S.U.B. food in no way substandard

Although I’m sure that everyone has noticed that there are some major changes happening in the S.U.B., I’d like to take a moment to highlight the most recent ones, as well as introduce you to the woman behind them.

That woman is Melissa Flood, the new manager of all things food on campus.  She’s been in the food business for longer than most of us have been alive, and she’s done almost everything in the food worldfrom chopping tomatoes to overseeing hundreds of tomato-choppers.

In Flood’s vision for the S.U.B., sustainability is a key issue, as well as eliminating high-fructose corn syrup wherever possible.  Of high-priority has been expanding gluten-free and vegan options.  Bagels, for example, are now vegan, except for the cheesy varieties, of course.

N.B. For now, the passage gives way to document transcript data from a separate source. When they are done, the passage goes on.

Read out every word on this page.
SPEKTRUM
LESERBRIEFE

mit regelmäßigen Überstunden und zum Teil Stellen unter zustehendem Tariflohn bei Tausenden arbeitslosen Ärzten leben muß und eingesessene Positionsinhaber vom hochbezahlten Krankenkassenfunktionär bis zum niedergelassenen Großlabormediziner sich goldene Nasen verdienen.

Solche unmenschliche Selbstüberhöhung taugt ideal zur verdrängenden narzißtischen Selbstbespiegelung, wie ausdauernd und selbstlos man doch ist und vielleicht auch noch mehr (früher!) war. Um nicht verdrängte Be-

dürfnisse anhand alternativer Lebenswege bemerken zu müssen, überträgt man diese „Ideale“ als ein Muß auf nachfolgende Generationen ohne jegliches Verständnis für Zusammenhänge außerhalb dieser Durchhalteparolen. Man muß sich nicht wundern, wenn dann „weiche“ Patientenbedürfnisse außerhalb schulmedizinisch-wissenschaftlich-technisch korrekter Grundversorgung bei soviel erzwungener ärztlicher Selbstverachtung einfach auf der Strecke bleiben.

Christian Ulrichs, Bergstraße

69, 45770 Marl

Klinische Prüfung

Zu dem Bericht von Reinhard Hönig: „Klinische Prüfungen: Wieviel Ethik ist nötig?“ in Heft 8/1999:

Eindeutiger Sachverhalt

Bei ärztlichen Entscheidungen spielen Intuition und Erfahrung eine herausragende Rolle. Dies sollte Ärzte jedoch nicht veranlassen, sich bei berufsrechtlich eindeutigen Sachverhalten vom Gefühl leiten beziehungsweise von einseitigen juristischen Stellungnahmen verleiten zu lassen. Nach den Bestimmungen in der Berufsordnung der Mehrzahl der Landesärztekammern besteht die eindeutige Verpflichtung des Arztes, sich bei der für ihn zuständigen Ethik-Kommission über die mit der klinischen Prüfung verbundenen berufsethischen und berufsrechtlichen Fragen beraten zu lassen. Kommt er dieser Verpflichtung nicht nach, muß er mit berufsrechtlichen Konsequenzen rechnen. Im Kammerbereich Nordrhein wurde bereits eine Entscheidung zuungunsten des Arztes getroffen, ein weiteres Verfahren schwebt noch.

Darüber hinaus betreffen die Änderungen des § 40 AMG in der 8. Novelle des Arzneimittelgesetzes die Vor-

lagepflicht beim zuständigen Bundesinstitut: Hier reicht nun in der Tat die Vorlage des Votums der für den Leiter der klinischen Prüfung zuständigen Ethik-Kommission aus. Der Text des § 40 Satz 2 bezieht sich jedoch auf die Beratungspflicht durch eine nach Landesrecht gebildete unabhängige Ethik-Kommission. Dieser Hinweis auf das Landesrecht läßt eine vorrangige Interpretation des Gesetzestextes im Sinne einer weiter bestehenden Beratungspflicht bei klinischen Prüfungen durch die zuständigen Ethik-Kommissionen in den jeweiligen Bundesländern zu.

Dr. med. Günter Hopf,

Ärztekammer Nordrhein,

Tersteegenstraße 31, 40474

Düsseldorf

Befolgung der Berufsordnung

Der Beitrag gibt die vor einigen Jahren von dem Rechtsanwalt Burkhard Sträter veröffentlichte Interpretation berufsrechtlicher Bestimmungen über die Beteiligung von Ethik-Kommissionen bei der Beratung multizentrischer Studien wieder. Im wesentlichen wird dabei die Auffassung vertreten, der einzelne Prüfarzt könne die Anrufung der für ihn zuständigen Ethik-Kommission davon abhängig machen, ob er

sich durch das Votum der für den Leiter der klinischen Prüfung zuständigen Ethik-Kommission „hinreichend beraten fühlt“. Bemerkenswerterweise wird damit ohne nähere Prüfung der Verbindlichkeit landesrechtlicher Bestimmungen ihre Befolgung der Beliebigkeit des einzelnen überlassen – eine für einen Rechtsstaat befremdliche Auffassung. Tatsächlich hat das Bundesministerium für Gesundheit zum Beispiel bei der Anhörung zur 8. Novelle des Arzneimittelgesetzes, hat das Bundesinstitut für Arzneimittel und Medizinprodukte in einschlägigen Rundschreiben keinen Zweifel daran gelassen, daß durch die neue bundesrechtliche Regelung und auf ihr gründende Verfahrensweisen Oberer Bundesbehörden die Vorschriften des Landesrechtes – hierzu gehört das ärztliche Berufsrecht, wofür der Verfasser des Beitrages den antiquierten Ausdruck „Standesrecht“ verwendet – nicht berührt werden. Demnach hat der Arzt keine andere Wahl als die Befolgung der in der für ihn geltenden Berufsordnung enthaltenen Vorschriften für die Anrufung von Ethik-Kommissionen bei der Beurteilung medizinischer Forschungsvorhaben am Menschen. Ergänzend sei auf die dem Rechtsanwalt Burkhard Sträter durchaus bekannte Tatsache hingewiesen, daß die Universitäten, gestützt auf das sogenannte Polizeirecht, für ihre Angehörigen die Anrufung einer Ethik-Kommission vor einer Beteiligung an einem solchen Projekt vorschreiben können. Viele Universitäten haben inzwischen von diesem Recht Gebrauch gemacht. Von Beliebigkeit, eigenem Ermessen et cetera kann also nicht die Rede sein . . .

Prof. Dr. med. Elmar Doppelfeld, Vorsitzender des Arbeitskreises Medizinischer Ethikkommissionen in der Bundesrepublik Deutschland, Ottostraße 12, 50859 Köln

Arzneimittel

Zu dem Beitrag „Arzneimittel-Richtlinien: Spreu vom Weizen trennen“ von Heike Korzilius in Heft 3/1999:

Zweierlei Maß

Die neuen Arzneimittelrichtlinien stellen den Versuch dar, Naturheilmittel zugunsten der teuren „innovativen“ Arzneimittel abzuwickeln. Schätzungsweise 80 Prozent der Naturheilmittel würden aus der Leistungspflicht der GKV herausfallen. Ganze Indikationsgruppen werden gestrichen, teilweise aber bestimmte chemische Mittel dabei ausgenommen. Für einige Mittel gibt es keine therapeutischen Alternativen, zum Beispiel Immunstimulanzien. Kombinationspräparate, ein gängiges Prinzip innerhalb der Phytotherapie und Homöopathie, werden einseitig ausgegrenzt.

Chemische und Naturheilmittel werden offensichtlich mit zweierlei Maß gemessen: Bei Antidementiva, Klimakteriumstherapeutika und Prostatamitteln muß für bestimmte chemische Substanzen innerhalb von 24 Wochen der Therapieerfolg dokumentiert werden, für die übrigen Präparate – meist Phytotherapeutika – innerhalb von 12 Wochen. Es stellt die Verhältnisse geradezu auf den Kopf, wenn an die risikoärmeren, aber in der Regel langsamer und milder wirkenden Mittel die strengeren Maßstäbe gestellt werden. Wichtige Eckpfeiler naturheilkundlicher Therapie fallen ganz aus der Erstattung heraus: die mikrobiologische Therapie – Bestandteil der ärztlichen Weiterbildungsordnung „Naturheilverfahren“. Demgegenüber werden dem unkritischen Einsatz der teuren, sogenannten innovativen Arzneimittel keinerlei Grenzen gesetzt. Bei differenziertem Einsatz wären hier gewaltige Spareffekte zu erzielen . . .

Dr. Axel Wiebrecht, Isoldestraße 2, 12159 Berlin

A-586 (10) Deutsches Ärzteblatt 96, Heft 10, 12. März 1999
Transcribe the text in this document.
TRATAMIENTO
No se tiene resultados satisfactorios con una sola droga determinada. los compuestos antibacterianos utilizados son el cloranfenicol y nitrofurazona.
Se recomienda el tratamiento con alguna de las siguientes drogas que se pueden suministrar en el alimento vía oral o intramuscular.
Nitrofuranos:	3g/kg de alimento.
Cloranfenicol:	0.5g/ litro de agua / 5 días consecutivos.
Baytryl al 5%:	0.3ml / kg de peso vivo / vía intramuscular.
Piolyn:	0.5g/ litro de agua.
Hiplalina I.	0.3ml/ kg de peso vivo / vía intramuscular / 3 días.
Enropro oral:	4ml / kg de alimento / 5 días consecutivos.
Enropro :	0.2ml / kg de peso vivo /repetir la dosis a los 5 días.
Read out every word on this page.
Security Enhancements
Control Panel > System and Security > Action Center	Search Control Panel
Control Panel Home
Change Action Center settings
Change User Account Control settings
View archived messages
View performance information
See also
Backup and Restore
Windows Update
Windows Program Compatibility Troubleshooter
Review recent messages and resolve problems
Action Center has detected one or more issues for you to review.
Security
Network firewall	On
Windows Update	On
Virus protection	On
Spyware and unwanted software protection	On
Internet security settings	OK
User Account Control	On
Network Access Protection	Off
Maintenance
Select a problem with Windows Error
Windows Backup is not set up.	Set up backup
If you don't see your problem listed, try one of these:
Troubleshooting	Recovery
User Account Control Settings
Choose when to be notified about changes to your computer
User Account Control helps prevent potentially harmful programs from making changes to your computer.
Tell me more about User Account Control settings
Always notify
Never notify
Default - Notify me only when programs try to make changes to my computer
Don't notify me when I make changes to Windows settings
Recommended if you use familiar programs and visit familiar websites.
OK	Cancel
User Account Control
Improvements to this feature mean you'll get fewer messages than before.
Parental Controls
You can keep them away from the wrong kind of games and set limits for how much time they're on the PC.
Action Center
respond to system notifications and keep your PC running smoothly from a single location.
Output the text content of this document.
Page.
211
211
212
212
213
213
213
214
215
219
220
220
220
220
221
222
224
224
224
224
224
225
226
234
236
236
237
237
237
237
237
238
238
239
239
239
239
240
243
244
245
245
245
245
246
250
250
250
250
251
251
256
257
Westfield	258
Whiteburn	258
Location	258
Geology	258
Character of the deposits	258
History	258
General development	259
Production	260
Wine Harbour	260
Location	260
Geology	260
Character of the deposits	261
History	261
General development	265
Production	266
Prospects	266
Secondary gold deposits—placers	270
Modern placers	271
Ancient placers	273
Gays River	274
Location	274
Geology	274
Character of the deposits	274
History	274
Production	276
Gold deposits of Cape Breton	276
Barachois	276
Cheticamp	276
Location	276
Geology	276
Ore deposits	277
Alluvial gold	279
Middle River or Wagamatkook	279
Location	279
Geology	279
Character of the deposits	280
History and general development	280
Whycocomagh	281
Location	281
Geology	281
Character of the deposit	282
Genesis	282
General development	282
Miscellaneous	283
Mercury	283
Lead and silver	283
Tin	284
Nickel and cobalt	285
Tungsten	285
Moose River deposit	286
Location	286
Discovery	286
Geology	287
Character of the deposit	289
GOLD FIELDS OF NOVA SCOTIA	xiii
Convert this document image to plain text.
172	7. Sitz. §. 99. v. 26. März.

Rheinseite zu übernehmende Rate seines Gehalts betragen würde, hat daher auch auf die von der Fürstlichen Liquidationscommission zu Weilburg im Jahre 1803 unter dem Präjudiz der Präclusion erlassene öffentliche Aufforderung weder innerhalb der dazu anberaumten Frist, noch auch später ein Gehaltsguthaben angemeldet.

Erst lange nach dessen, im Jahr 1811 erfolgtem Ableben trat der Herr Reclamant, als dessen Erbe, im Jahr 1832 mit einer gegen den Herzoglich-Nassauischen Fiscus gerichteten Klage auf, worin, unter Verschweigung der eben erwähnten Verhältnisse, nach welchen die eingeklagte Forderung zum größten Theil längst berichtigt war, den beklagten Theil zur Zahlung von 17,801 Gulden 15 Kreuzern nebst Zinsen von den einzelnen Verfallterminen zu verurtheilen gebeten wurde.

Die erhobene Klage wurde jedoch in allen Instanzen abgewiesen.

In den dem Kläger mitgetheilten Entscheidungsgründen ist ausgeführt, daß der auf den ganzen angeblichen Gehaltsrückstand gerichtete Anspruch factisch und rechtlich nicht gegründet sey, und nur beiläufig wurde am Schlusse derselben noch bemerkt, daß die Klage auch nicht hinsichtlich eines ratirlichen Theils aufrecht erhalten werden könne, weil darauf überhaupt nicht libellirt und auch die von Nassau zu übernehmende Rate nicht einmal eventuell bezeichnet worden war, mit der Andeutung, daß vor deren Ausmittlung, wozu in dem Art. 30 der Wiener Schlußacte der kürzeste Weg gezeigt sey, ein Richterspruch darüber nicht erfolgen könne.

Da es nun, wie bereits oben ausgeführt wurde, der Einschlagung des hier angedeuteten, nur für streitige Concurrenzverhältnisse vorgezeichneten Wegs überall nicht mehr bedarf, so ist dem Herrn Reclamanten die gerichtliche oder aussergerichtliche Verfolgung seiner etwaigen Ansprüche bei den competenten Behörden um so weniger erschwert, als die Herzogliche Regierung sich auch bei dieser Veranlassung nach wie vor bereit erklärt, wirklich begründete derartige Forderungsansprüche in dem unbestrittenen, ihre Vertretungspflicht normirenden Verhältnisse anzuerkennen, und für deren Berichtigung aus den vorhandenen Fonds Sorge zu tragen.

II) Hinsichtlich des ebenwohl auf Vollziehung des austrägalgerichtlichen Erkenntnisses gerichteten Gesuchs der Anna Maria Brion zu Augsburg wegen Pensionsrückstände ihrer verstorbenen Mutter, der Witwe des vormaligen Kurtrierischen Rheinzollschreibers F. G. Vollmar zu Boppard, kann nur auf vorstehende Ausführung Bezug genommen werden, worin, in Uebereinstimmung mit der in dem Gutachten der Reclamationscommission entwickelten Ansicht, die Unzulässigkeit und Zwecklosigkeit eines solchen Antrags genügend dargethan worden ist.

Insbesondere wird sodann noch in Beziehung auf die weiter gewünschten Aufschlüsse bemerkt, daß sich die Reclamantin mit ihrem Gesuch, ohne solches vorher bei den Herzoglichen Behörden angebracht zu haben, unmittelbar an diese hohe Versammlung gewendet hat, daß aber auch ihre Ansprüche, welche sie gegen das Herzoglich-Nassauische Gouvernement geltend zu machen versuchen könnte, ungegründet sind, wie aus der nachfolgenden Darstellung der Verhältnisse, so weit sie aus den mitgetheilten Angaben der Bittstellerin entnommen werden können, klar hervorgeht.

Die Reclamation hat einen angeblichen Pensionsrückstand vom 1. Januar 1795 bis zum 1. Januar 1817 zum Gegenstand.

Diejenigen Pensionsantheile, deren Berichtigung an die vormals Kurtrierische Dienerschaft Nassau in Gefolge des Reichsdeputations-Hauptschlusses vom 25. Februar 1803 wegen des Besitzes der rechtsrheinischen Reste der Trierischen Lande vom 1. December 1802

The latest thing that Flood is excited about is the new coffee creamer.  Formerly, flavored coffee creamer was available only in those ubiquitous little white plastic cups.  As of a couple weeks ago, however, the Diner started making homemade flavored coffee creamers.

Initially, Flood only meant to get rid of the unsustainable plastic cups by buying creamer in bulk from the same company.  But after seeing the ingredient list, which was “unbelievably scary”, she decided that the Diner could just as easily make the same product, eliminating in one stroke the unhealthy ingredients and unsustainable cups, and reducing the cost.

Now coffee creamers are made from either soy milk or half and half and flavored espresso syrups, which is much better health-wise for creamer-loving students.

Another popular change this semester has been the addition of the frozen yogurt machines, which have received unanimous thumbs-ups from students. Soon, the Diner will switch to using Cloud Top frozen yogurt, which is organic, HFCS-free and gluten-free, with many other health-conscious attributes.  It’s great with cereal or granola sprinkled on top, now possible thanks to the bulk cereal bins.

Some of the changes in the S.U.B. have been less popular, such as the disappearance of sprouts from the deli, which has met with much student protest.  However, don’t expect them to be coming back anytime soon, regardless of how many comment cards you fill out.  The change is due to food safety, because sprouts are especially susceptible to illness-causing bacteria.  “I really miss them,” Flood said. “If they are ever safe to serve again, believe me, they’ll be back.”

The most recent changes to Diner fare are the addition of the wrap station (my vote: thumbs up!), and a revamping of the menu at the Italian station.  Other small changes include homemade cheese sauce at the Latin American station and cheese sticks, jalapeno poppers, egg rolls and pot stickers at the Grill.

There are changes to watch for in the near future too, though it isn’t being disclosed when they’ll happen.  Watch for pizza-by-the-slice from the oven in the Panini area and new offerings at the Latin American station.

Flood has also been working to make the other end of food consumption more sustainable by looking for ways to reduce waste. Most promising is an agreement with a local chicken farmer, to whom she soon hopes to give kitchen scraps for feeding the hens.

Finally, the Diner website has also undergone a makeover.  Conveniences on the website include a way to check your points, a recommended point usage chart, electronic feedback forms and—this is my very favorite—an order form for sick students who want to send a friend to pick up food.